Corretto pensare che l’originalità di Amoris laetitia è concentrata soprattutto sui capitoli IV e V sui quali papa Francesco non cessa di richiamare l’attenzione?
In effetti, essi formano la parte centrale della Esortazione Apostolica. E mettono in luce le due dimensioni dell’amore familiare: il legame d’amore tra un uomo e una donna e la fecondità generatrice che ne consegue. Nel capitolo IV il Papa, per parlare di questo amore, non commenta il Cantico dei Cantici, bensì l’inno alla carità di san Paolo ( 1Corinzi 13). L’amore di cui il Papa parla va ben oltre l’ideale romantico. È un amore pieno di concretezza e dialettica, di bellezza e sacrificio, di vulnerabilità e tenacia (tutto sopporta, tutto spera, tutto crede, tutto perdona, non cede mai…). Il testo allontana ogni concezione individualista dell’amore per aprirlo agli altri. In sintesi: l’amore non è solo “voler-bene”, è anche un “far-bene”.

Tra gli appelli che il Papa rivolge e che sono stati pressoché ignorati, c’è sicuramente la sollecitazione a non cadere «nella trappola di esaurirci in lamenti autodifensivi invece di suscitare una creatività missionaria». Non è una tendenza in cui, soprattutto sui temi della vita, cadiamo troppo spesso?
Assolutamente sì!
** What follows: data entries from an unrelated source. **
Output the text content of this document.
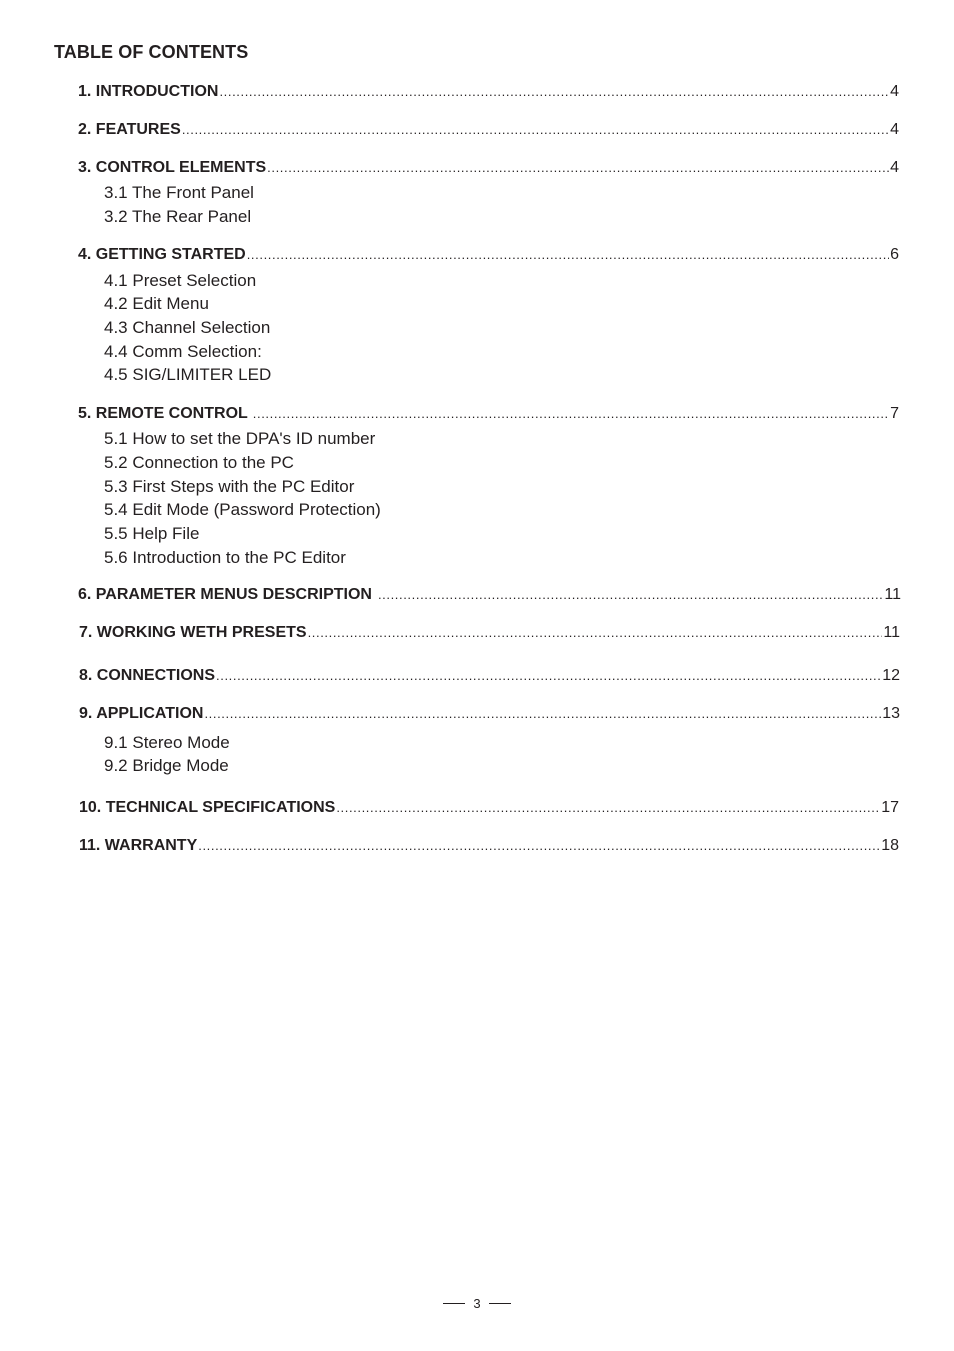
TABLE OF CONTENTS
1. INTRODUCTION .....	4
2. FEATURES .....	4
3. CONTROL ELEMENTS .....	4
3.1 The Front Panel
3.2 The Rear Panel
4. GETTING STARTED .....	6
4.1 Preset Selection
4.2 Edit Menu
4.3 Channel Selection
4.4 Comm Selection:
4.5 SIG/LIMITER LED
5. REMOTE CONTROL .....	7
5.1 How to set the DPA's ID number
5.2 Connection to the PC
5.3 First Steps with the PC Editor
5.4 Edit Mode (Password Protection)
5.5 Help File
5.6 Introduction to the PC Editor
6. PARAMETER MENUS DESCRIPTION .....	11
7. WORKING WETH PRESETS .....	11
8. CONNECTIONS .....	12
9. APPLICATION .....	13
9.1 Stereo Mode
9.2 Bridge Mode
10. TECHNICAL SPECIFICATIONS .....	17
11. WARRANTY .....	18
3
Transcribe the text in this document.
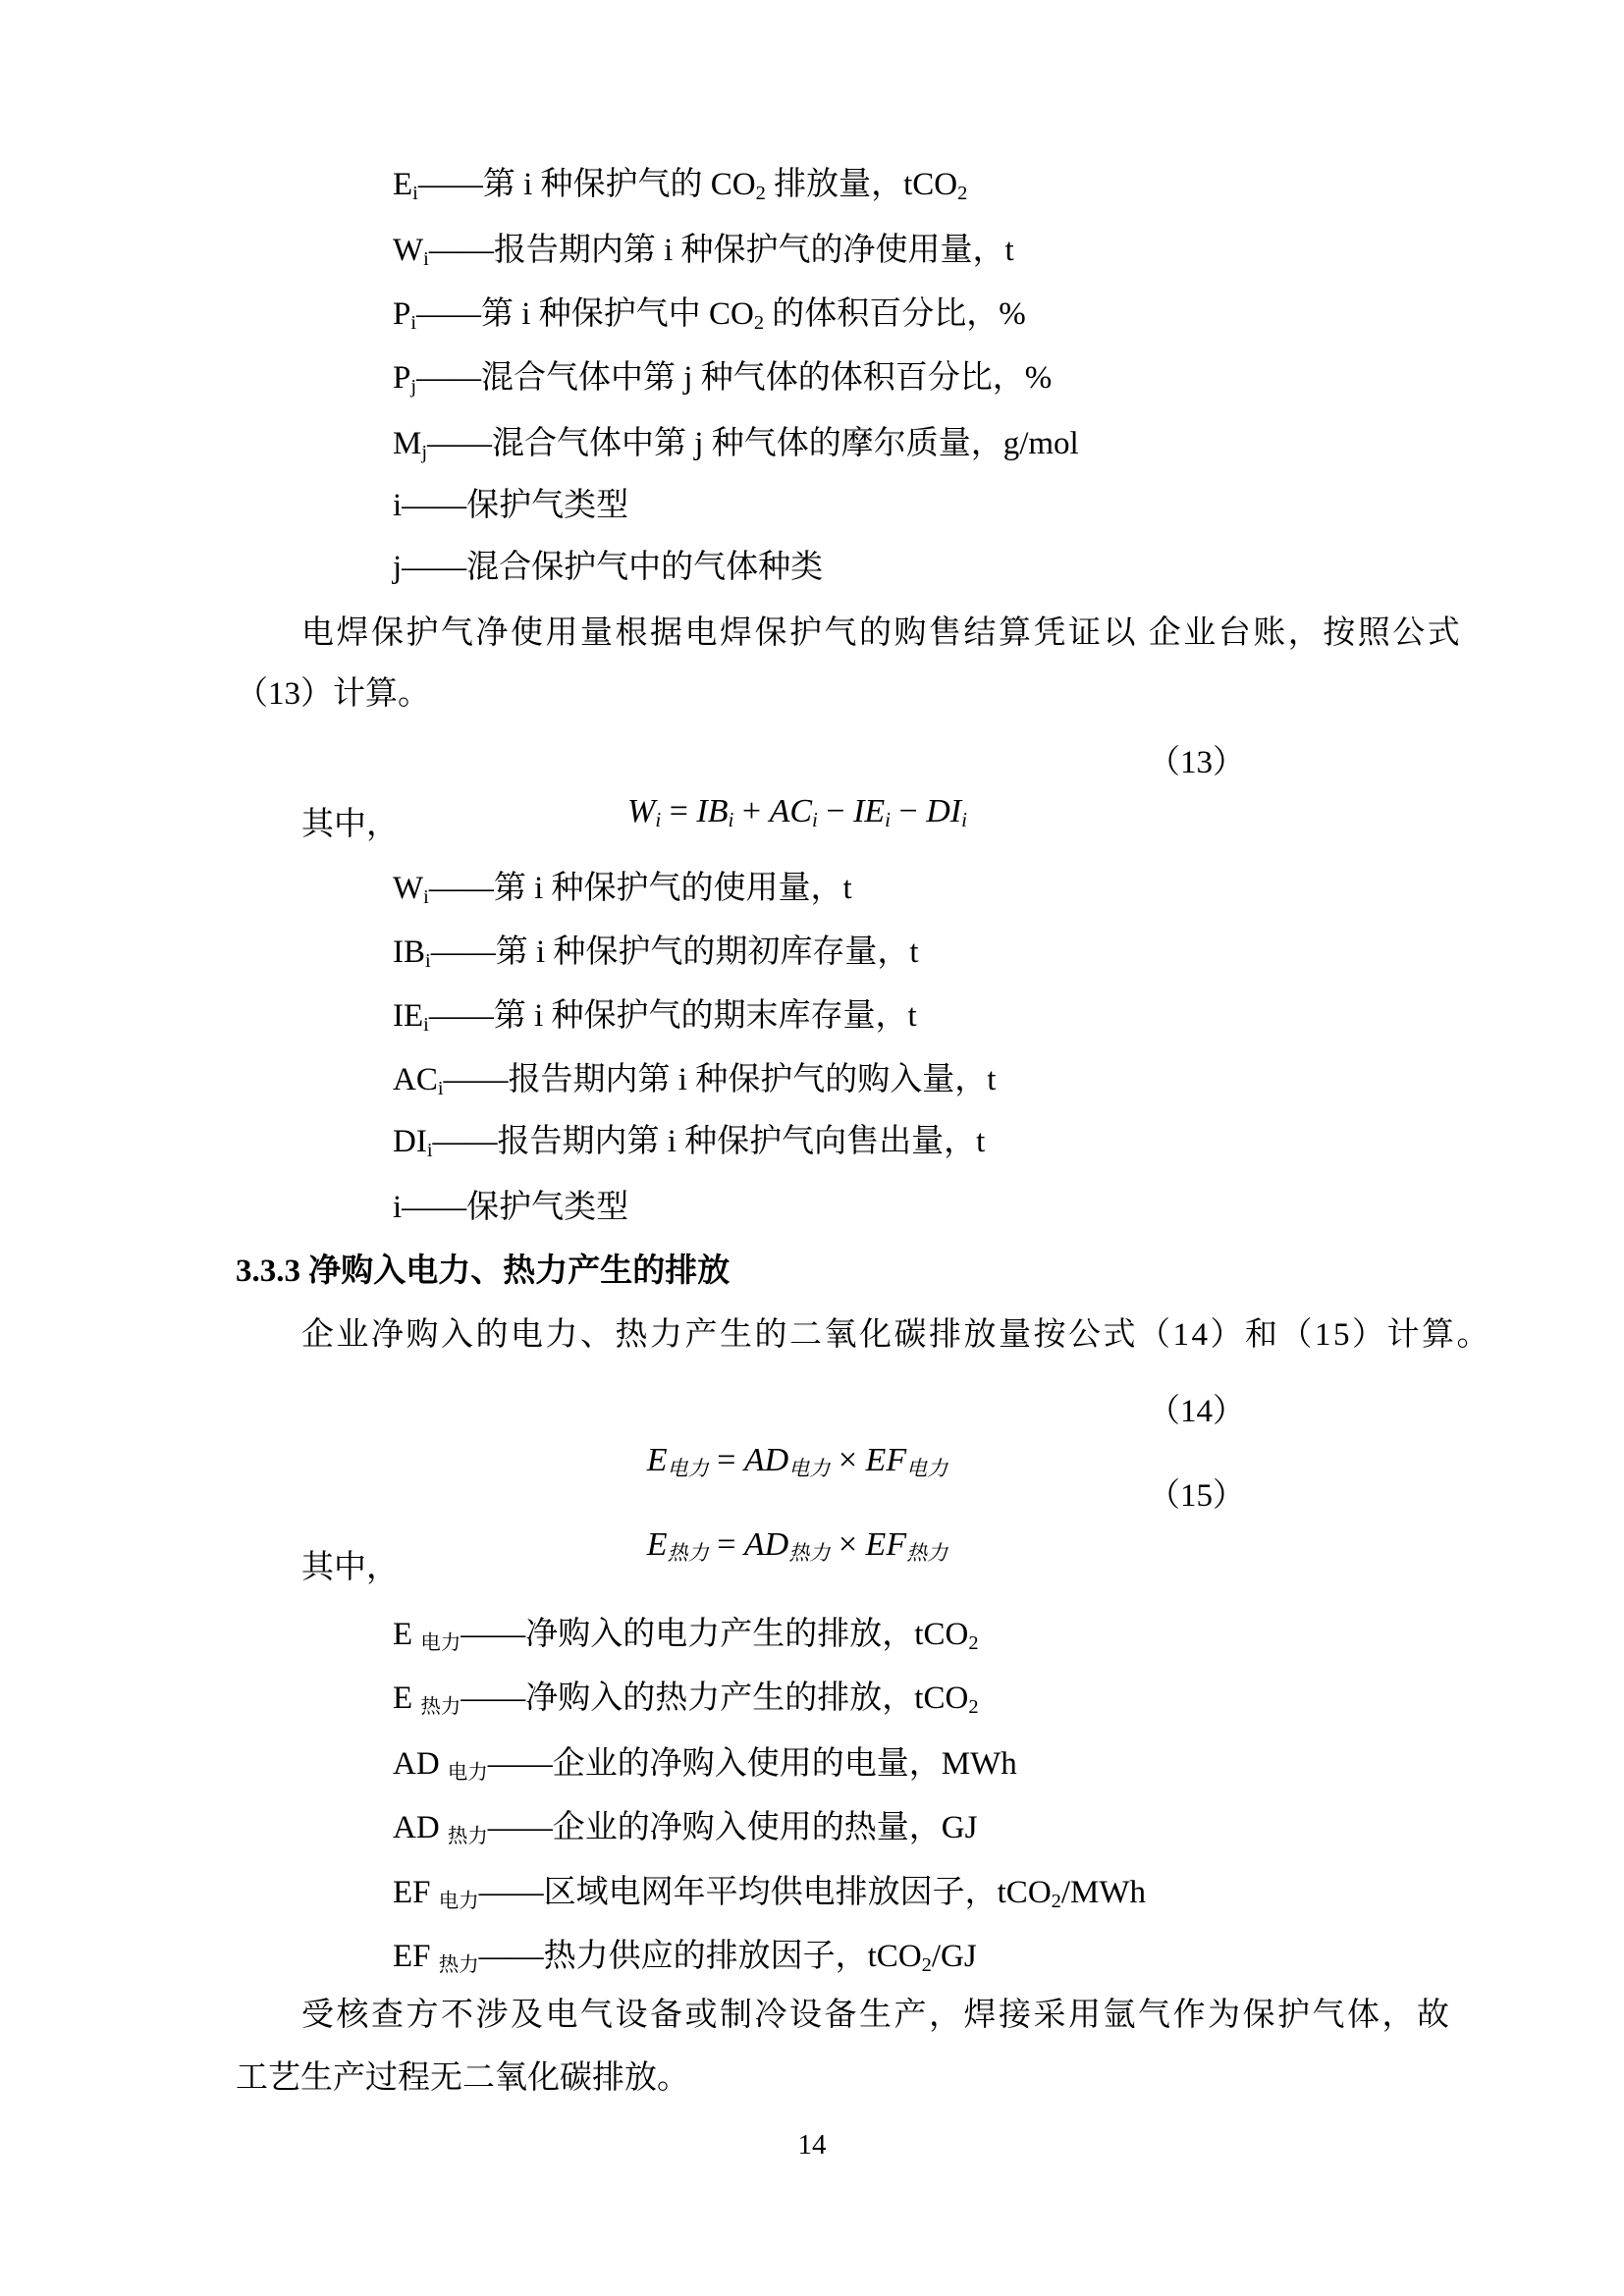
$E_i——$第 i 种保护气的 $CO_2$ 排放量，tCO$_2$
$W_i——$报告期内第 i 种保护气的净使用量，t
$P_i——$第 i 种保护气中 $CO_2$ 的体积百分比，%
$P_j——$混合气体中第 j 种气体的体积百分比，%
$M_j——$混合气体中第 j 种气体的摩尔质量，g/mol
i——保护气类型
j——混合保护气中的气体种类
电焊保护气净使用量根据电焊保护气的购售结算凭证以 企业台账，按照公式
（13）计算。

$W_i = IB_i + AC_i - IE_i - DI_i$

（13）

其中，
$W_i——$第 i 种保护气的使用量，t
$IB_i——$第 i 种保护气的期初库存量，t
$IE_i——$第 i 种保护气的期末库存量，t
$AC_i——$报告期内第 i 种保护气的购入量，t
$DI_i——$报告期内第 i 种保护气向售出量，t
i——保护气类型
3.3.3 净购入电力、热力产生的排放
企业净购入的电力、热力产生的二氧化碳排放量按公式（14）和（15）计算。

$E_{电力} = AD_{电力} \times EF_{电力}$

（14）

$E_{热力} = AD_{热力} \times EF_{热力}$

（15）

其中，
E $_{电力}$——净购入的电力产生的排放，tCO$_2$
E $_{热力}$——净购入的热力产生的排放，tCO$_2$
AD $_{电力}$——企业的净购入使用的电量，MWh
AD $_{热力}$——企业的净购入使用的热量，GJ
EF $_{电力}$——区域电网年平均供电排放因子，tCO$_2$/MWh
EF $_{热力}$——热力供应的排放因子，tCO$_2$/GJ
受核查方不涉及电气设备或制冷设备生产，焊接采用氩气作为保护气体，故
工艺生产过程无二氧化碳排放。
14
È decisivo non cadere nel lamento. Piuttosto dobbiamo ricomprendere il senso della preparazione al matrimonio, che non può avvenire al di fuori della comunità cristiana. Così pure è indispensabile accompagnare le giovani coppie dopo il matrimonio. E anche qui riemerge l’indispensabile presenza della comunità cristiana anche del luogo ove si va ad abitare. Mi pare comunque che dovremmo preoccuparci molto di più del fatto che i giovani tendono a preferire la convivenza piuttosto che il matrimonio. E noi responsabili della pastorale dovremmo chiederci se il messaggio cristiano che offriamo sul matrimonio e la famiglia sia o non sia attrattivo. Sono questioni che dovrebbero interrogare ben più sia le comunità cristiane che le nostre società.

Questione gender. Nella sua nuova responsabilità di presidente dell’Accademia per la vita sta affrontando questo tema?
Certo. Siamo consapevoli che la cultura contemporanea ha creato nuovi spazi, nuove libertà e profondità per l’arricchimento della comprensione della differenza tra uomo e donna. Ma ha anche introdotto molti dubbi e molto scetticismo al riguardo. Stiamo preparando uno studio su questo, anche perché c’è molta superficialità. Mi chiedo, ad esempio, se alcuni esiti ideologici della teoria del gender non siano anche espressione di una frustrazione e di una rassegnazione di fronte alla ricchezza che la differenza rappresenta per la società. La semplificazione, che è ben più semplice del confronto con la differenza, rischia di farci fare un passo indietro. Infatti, la rimozione della differenza sessuale è il problema, non la soluzione. Certo non dobbiamo disertare questo tema. Ma è la gestione della differenza - non la sua abolizione - che favorisce una società più libera e più giusta.